Pit Bulls and Profiling
Malcolm Gladwell· (probably best known as the pop-sociologist author of The Tipping Point·) has an excellent piece in this week’s New Yorker· on what pit bulls can teach us about profiling·. The argument boils down to one about common tendencies in misinterpreting data and drawing the wrong (or “unstable”) generalizations from apparently recurrent phenomena.
Everyone’s favorite security guru Bruce Schneier· has made similar arguments in the past·, but Gladwell’s style in this case is more compelling. I particularly liked this passage about The Godfather:
In July of last year, following the transit bombings in London, the New York City Police Department announced that it would send officers into the subways to conduct random searches of passengers’ bags. On the face of it, doing random searches in the hunt for terrorists — as opposed to being guided by generalizations — seems like a silly idea. As a columnist in New York wrote at the time, “Not just ‘most’ but nearly every jihadi who has attacked a Western European or American target is a young Arab or Pakistani man. In other words, you can predict with a fair degree of certainty what an Al Qaeda terrorist looks like. Just as we have always known what Mafiosi look like — even as we understand that only an infinitesimal fraction of Italian-Americans are members of the mob.”
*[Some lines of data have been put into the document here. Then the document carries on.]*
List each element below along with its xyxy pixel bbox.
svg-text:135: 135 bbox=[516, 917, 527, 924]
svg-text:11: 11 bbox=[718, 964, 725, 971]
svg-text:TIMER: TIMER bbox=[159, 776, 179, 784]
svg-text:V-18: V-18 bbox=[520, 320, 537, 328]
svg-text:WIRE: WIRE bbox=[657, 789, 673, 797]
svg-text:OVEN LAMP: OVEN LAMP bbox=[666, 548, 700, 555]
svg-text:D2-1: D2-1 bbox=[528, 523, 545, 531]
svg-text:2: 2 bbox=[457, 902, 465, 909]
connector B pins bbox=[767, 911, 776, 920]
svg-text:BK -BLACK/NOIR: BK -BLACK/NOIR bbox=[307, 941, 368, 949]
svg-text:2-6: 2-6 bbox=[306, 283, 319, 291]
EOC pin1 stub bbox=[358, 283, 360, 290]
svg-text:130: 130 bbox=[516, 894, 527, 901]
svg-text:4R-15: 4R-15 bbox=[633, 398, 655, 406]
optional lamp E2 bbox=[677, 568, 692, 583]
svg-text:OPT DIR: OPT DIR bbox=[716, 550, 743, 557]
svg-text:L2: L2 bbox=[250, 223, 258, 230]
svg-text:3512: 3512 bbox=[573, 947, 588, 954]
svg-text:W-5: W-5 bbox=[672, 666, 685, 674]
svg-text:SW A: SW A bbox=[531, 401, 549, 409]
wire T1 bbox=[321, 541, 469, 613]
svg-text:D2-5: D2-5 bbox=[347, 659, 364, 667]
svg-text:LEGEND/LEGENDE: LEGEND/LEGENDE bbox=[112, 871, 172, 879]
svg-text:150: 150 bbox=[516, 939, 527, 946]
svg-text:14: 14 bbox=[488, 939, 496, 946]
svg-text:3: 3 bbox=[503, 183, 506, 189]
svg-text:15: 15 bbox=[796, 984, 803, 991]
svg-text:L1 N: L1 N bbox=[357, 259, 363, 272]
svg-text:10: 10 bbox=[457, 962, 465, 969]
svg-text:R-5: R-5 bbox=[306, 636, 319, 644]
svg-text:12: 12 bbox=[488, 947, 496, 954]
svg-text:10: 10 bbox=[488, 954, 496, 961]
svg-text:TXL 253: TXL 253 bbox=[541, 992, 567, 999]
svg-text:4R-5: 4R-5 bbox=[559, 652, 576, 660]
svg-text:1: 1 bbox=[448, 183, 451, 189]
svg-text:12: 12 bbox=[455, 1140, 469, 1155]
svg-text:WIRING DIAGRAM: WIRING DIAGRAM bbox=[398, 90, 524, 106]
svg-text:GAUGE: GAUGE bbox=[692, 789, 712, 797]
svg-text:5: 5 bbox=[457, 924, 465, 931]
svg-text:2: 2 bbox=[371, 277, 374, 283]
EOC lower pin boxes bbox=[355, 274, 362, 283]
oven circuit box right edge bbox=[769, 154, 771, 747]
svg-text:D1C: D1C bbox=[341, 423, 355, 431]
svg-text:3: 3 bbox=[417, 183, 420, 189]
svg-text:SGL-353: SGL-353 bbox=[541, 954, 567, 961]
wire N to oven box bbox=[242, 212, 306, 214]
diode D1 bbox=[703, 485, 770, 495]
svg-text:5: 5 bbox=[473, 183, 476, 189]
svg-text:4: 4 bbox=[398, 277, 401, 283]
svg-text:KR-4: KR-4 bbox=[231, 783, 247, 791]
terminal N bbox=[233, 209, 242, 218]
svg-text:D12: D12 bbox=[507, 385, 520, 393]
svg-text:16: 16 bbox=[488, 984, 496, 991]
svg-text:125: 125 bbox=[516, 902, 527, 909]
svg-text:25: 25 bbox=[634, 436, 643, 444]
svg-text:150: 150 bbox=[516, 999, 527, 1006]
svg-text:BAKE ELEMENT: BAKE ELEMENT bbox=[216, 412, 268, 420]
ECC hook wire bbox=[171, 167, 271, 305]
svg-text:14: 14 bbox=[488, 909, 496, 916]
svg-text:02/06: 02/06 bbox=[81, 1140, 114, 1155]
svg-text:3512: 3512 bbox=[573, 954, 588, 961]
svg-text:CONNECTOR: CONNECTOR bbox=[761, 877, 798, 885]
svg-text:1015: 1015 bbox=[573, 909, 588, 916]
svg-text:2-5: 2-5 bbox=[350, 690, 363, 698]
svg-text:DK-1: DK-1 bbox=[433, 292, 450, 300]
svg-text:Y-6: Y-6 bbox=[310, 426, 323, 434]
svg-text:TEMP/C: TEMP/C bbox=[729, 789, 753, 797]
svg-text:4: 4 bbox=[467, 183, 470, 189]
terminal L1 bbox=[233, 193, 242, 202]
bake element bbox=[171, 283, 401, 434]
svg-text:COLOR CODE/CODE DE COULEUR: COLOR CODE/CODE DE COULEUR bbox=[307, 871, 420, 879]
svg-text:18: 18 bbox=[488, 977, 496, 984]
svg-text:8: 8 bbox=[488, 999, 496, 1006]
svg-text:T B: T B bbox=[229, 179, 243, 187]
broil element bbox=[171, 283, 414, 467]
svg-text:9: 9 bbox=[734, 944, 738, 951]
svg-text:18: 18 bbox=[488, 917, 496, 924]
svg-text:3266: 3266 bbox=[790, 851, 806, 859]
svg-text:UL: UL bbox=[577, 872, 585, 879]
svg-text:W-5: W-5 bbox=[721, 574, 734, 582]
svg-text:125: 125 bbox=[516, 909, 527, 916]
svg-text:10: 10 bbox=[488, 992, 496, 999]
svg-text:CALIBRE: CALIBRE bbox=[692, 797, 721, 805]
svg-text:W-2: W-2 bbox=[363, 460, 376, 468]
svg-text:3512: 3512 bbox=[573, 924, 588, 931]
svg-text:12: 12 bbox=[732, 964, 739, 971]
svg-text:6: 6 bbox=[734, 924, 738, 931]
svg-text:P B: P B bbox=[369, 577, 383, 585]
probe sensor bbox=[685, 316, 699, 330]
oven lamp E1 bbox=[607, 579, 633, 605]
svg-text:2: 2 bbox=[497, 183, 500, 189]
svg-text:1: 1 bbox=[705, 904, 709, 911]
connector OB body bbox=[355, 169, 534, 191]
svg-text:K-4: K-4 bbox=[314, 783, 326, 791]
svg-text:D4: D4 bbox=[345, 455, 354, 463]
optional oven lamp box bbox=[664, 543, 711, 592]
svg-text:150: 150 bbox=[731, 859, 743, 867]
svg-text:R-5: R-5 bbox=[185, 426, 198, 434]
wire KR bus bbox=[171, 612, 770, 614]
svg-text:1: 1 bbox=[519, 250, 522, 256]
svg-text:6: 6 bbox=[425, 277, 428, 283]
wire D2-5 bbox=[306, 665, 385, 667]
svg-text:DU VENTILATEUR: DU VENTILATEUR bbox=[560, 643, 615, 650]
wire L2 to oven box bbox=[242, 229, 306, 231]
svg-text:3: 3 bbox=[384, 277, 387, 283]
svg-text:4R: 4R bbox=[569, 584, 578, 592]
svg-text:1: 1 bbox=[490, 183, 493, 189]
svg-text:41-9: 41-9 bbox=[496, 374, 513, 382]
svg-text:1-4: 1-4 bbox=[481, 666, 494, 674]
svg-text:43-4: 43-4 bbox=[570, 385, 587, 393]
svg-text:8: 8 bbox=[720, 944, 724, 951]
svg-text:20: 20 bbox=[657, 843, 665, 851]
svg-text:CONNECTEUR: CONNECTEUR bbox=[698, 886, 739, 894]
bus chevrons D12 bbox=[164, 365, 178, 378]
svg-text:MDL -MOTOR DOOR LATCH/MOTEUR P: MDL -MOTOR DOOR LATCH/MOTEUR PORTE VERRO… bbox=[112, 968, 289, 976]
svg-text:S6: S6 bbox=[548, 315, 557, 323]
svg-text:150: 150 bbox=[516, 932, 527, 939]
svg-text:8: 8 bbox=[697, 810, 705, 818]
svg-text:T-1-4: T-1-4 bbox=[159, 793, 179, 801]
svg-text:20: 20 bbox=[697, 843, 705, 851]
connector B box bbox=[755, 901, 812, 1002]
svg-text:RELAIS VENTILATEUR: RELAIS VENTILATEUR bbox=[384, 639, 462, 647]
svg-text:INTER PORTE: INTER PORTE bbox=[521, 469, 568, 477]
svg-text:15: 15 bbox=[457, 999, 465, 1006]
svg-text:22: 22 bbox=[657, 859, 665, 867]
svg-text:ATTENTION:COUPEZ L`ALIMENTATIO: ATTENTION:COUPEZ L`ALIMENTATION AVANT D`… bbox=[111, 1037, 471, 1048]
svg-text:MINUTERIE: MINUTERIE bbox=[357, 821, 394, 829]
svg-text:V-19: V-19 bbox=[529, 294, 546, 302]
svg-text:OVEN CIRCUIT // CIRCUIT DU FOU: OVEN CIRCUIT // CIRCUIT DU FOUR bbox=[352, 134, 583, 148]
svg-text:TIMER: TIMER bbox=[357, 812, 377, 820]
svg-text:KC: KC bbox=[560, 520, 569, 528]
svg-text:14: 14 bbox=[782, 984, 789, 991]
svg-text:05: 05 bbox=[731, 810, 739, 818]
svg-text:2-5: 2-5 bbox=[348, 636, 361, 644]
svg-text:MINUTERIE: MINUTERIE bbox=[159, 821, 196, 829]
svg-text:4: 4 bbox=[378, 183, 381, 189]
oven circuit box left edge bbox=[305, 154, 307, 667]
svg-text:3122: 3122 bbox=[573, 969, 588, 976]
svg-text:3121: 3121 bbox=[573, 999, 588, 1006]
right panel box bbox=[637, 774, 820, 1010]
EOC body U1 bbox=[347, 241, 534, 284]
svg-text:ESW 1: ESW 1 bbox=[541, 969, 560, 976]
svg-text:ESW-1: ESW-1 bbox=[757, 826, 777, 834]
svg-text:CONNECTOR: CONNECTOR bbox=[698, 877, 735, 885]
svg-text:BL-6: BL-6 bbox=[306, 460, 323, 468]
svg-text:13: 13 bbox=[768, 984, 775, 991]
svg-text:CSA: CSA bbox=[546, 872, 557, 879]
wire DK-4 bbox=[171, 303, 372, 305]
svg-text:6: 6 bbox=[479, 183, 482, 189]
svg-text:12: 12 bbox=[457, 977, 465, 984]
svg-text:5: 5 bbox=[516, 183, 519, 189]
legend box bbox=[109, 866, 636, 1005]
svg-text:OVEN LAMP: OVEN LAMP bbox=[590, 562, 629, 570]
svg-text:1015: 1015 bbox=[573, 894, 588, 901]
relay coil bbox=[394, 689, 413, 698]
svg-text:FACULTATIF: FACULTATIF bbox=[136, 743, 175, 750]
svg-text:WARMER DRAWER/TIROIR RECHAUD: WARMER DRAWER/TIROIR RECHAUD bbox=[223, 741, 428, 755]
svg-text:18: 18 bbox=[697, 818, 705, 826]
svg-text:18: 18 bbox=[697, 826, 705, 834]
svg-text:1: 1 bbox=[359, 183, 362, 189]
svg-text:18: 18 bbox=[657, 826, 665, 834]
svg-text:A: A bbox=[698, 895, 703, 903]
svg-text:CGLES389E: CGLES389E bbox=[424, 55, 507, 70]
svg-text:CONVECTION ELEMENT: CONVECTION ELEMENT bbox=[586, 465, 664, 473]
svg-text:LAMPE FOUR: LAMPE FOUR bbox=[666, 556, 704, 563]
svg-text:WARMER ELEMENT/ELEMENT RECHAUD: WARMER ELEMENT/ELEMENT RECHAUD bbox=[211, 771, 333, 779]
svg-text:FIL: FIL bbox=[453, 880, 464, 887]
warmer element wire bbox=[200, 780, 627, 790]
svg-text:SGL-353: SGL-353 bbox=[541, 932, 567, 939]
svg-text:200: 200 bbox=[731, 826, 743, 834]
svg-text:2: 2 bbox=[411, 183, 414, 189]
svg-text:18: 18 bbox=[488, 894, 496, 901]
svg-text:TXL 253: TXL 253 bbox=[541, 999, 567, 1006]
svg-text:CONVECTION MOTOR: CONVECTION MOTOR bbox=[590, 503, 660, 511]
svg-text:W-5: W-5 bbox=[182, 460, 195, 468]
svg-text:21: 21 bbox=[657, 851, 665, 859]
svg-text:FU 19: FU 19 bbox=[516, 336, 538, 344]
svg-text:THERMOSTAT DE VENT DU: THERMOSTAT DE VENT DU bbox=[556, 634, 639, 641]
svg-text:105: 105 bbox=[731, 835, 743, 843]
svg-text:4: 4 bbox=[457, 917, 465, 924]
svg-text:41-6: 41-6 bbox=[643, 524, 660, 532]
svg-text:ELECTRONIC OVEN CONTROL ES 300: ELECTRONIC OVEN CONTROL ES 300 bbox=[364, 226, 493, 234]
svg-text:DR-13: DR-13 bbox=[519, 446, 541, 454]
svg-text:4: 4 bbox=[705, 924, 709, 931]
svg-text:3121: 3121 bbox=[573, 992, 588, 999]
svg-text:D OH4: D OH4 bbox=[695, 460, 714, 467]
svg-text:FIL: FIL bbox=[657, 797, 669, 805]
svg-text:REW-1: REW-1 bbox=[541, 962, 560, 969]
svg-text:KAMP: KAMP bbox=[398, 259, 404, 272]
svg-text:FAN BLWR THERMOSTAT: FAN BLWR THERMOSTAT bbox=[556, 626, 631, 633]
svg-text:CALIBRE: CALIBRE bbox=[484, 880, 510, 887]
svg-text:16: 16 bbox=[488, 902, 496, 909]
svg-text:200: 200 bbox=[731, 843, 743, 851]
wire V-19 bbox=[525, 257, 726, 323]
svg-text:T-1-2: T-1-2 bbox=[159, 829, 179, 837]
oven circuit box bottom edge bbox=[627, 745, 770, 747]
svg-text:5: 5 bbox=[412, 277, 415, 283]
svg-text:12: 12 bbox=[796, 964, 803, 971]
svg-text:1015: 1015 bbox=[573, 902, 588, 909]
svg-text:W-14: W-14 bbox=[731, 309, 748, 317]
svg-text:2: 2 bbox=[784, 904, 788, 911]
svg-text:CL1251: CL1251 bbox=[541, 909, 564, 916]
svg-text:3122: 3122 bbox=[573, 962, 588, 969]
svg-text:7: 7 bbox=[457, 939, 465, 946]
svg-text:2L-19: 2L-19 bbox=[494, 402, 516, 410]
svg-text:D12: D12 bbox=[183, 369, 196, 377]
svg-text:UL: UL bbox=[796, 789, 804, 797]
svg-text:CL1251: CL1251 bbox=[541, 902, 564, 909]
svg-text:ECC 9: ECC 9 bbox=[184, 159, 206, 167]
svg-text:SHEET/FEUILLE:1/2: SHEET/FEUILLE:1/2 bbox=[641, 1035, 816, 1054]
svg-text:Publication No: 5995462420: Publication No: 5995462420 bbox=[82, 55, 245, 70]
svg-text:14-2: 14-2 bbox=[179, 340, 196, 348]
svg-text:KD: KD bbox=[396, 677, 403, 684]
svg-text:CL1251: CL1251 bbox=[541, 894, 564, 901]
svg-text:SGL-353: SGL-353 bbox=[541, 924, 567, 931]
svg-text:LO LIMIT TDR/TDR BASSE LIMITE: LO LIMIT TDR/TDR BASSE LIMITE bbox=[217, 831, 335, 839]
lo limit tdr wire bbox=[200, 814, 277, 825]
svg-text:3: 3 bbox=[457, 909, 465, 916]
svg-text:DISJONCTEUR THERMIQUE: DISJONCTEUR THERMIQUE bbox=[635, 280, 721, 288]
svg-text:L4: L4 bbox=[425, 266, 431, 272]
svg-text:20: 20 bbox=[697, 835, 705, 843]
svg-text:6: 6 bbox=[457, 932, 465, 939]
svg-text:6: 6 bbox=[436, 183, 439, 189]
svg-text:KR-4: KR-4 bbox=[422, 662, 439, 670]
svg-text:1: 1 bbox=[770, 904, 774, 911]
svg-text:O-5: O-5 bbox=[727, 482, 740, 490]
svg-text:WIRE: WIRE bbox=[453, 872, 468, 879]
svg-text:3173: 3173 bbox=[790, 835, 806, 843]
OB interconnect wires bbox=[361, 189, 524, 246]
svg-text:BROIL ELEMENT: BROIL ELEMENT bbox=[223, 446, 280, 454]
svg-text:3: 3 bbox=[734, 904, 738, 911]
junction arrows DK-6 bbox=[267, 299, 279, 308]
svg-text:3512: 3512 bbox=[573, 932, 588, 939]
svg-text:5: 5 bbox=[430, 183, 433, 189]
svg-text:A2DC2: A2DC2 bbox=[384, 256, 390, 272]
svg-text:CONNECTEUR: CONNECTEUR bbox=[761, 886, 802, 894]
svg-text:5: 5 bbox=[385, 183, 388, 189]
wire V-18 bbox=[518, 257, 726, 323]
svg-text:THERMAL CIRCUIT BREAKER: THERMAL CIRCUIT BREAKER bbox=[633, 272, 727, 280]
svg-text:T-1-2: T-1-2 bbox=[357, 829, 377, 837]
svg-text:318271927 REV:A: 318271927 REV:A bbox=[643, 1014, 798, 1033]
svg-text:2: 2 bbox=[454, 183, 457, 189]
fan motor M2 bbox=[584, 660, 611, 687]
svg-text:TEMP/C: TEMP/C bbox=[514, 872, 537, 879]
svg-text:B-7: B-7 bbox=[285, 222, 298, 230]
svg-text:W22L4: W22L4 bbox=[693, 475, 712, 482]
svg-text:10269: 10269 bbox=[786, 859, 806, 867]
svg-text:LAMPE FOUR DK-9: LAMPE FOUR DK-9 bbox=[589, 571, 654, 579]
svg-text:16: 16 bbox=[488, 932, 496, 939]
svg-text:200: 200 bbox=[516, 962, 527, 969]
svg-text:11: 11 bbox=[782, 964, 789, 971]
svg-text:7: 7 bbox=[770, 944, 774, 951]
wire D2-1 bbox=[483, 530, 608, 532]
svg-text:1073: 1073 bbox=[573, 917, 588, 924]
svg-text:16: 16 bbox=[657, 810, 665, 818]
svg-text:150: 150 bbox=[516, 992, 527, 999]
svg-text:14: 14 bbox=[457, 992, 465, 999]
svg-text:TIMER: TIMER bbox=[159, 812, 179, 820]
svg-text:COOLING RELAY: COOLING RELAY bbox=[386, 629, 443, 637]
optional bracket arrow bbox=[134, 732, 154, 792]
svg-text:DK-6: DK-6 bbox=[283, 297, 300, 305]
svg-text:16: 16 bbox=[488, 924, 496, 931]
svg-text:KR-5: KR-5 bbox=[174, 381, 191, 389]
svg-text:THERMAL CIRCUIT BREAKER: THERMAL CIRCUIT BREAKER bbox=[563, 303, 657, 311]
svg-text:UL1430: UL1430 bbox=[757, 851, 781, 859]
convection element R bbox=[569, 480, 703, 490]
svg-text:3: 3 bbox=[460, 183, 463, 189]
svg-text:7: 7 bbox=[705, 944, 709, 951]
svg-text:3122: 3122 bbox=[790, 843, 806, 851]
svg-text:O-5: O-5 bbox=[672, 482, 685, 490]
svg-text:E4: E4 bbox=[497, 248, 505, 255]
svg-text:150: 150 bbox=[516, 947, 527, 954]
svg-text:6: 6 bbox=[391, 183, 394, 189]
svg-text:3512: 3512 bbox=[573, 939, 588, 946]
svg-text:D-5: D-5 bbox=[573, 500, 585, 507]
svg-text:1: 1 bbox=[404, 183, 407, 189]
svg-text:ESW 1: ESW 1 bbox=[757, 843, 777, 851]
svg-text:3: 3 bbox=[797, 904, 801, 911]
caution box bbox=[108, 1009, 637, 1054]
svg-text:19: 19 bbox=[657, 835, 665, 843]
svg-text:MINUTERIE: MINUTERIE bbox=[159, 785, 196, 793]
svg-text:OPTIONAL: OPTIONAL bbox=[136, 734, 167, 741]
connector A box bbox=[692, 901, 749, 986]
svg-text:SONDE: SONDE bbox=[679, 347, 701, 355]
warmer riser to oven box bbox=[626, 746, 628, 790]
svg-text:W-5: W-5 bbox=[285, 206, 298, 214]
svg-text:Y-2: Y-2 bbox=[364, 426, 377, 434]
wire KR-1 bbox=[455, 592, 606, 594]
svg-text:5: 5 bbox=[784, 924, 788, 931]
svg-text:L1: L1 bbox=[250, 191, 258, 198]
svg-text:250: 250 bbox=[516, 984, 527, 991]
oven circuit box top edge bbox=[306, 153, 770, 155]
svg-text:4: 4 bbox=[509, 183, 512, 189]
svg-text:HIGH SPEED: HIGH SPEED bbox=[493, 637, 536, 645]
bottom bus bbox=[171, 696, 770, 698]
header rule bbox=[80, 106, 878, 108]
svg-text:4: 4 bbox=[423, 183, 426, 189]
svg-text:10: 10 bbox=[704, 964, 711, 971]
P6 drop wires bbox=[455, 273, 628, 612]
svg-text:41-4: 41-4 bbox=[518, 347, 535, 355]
But wait: do we really know what mafiosi look like? In “The Godfather,” where most of us get our knowledge of the Mafia, the male members of the Corleone family were played by Marlon Brando, who was of Irish and French ancestry, James Caan, who is Jewish, and two Italian-Americans, Al Pacino and John Cazale. To go by “The Godfather,” mafiosi look like white men of European descent, which, as generalizations go, isn’t terribly helpful. Figuring out what an Islamic terrorist looks like isn’t any easier. Muslims are not like the Amish: they don’t come dressed in identifiable costumes. And they don’t look like basketball players; they don’t come in predictable shapes and sizes. Islam is a religion that spans the globe.